Modernization projects and eviction
- The Sangai Express Editorial :: July 10, 2014 -
The report is poignant and disturbing at the same time. The possibility of wiping out an entire ancestral land now looms large over Yurembam, a beautiful place in Imphal West district.
Again, it is modernization that is poised to wreck havoc at the village which is there since 663 AD, according to the Joint Action Committee constituted to resist construction of railway station at Yurembam.
What is even more touching is the fact that Yurembam is already a victim of land acquisition for Government sponsored projects not once or twice, but three times.
For the fourth time, Yurembam is again staring at another possible juggernaut of land acquisition and painful eviction in order to make space for railway track and railway station.
A substantial part of Yurembam was taken over by the State for construction of a power sub-station around 40 years back.
Yurembam parted with another part of its self when the Government set up a power station of North Eastern Electric Power Corporation Limited about 20 years back.
The third land acquisition took place in 2010 when the 400 KV power plant of the Power Grid Corporation of India was expanded.
The inhabitants, this time, are appalled that the whole of Yurembam would be annihilated. The issue of land acquisition and concomitant eviction is always a tricky issue for any State.
More often than not, land acquisition entails tense stand-off between the State and the affected people.
There were instances when the State resorted to its law enforcing machinery to evict people. In another word, the State unleashed violence upon its own citizens.
Eviction of unlawful encroachers is another thing but what unfailingly stirs public conscience is the eviction of lawful land owners.
The pertinent question is, does any State enjoys moral authority to unleash violence upon its law abiding citizens.
Of course, the State has its own legal systems and it would have followed a set of procedures before someone is evicted from his/her ancestral land.

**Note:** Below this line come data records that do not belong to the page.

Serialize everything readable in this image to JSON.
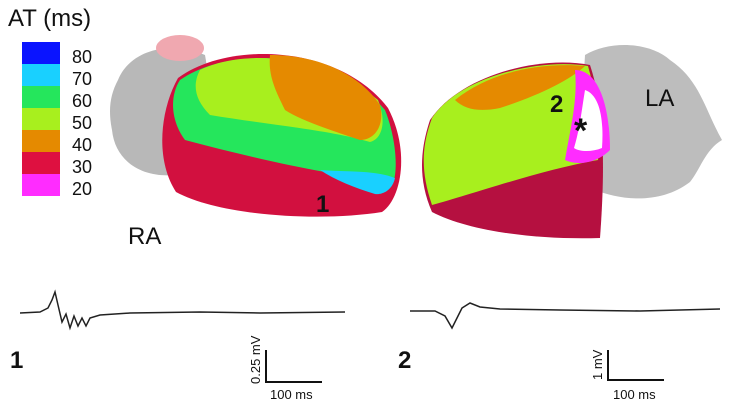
{
  "legend": {
    "title": "AT (ms)",
    "entries": [
      {
        "label": 80,
        "color": "#0a14ff"
      },
      {
        "label": 70,
        "color": "#19d0ff"
      },
      {
        "label": 60,
        "color": "#25e65c"
      },
      {
        "label": 50,
        "color": "#a8ef1e"
      },
      {
        "label": 40,
        "color": "#e58a00"
      },
      {
        "label": 30,
        "color": "#de1040"
      },
      {
        "label": 20,
        "color": "#ff2cff"
      },
      {
        "label": null,
        "color": "#ffffff"
      }
    ]
  },
  "views": [
    {
      "label": "RA",
      "marker": "1"
    },
    {
      "label": "LA",
      "marker": "2",
      "site": "*"
    }
  ],
  "traces": [
    {
      "label": "1",
      "scale_voltage": "0.25 mV",
      "scale_time": "100 ms"
    },
    {
      "label": "2",
      "scale_voltage": "1 mV",
      "scale_time": "100 ms"
    }
  ]
}
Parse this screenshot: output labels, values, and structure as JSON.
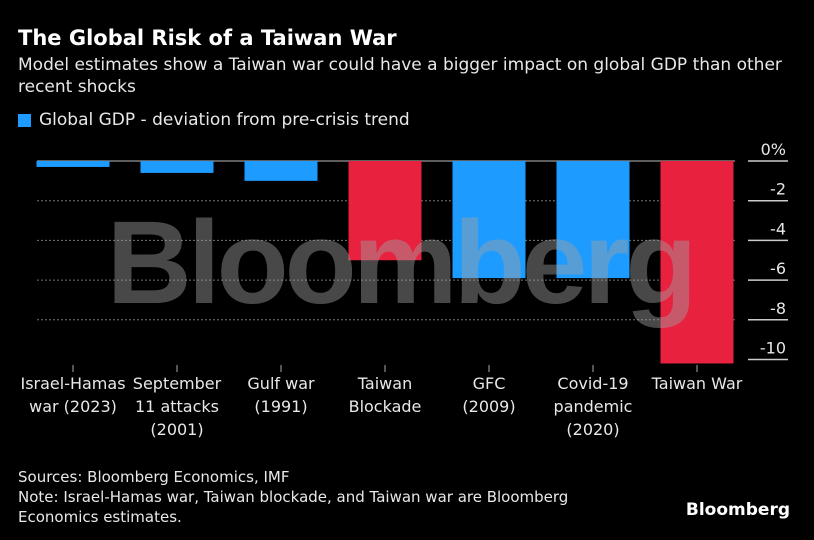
{
  "title": "The Global Risk of a Taiwan War",
  "subtitle": "Model estimates show a Taiwan war could have a bigger impact on global GDP than other recent shocks",
  "legend_label": "Global GDP - deviation from pre-crisis trend",
  "sources": "Sources: Bloomberg Economics, IMF",
  "note": "Note: Israel-Hamas war, Taiwan blockade, and Taiwan war are Bloomberg Economics estimates.",
  "logo": "Bloomberg",
  "watermark": "Bloomberg",
  "colors": {
    "estimate": "#e8213f",
    "historical": "#1e9bff",
    "background": "#000000"
  },
  "chart_data": {
    "type": "bar",
    "categories": [
      [
        "Israel-Hamas",
        "war (2023)"
      ],
      [
        "September",
        "11 attacks",
        "(2001)"
      ],
      [
        "Gulf war",
        "(1991)"
      ],
      [
        "Taiwan",
        "Blockade"
      ],
      [
        "GFC",
        "(2009)"
      ],
      [
        "Covid-19",
        "pandemic",
        "(2020)"
      ],
      [
        "Taiwan War"
      ]
    ],
    "series": [
      {
        "name": "Global GDP - deviation from pre-crisis trend",
        "values": [
          -0.3,
          -0.6,
          -1.0,
          -5.0,
          -5.9,
          -5.9,
          -10.2
        ],
        "colors": [
          "#1e9bff",
          "#1e9bff",
          "#1e9bff",
          "#e8213f",
          "#1e9bff",
          "#1e9bff",
          "#e8213f"
        ]
      }
    ],
    "yticks": [
      "0%",
      "-2",
      "-4",
      "-6",
      "-8",
      "-10"
    ],
    "ytick_values": [
      0,
      -2,
      -4,
      -6,
      -8,
      -10
    ],
    "ylim": [
      -10.2,
      0
    ],
    "y_axis_side": "right",
    "grid": true,
    "legend_position": "top-left"
  }
}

The debate here is not about the State’s legal systems or its land acquisition mechanism. It is more about the grievance remedial systems, and also the pain and loss suffered by the evicted people.
Yes, there is the Right to Fair Compensation and Transparency in Land Acquisition, Rehabilitation and Resettlement Act 2013.
What one should introspect here is how fair are the provisions of this Act and whether it is comprehensive enough to redress all the plight and misery generally associated with eviction.
Theoretically the Act provides for a humane, participative, informed and transparent process for land acquisition for industrialization, development of essential infrastructural facilities and urbanization with the least disturbance to the owners of the land and other affected families; just and fair compensation to the affected families whose land has been acquired or affected and rehabilitation and resettlement.
Coming back to the question of Yurembam, one would surely like to ask whether the State has no other option than land acquisition or eviction.
Is there no room to alter the railway track’s alignment? Is there no alternative to spare Yurembam?
The Government should explore all alternatives before going ahead with the land acquisition process and wipe out the entire village.
It’s not only the human settlement areas, even the surrounding fertile paddy fields are highly precious just as the Nobel Laureate Amartya Sen once commented, “prohibiting the use of fertile agricultural land for industries is ultimately self-defeating”.
The State Government’s New Land Use Policy should take into account all such infringements into agricultural land by modernization projects.
We don’t think Amartya Sen made his comment without any reason or purpose.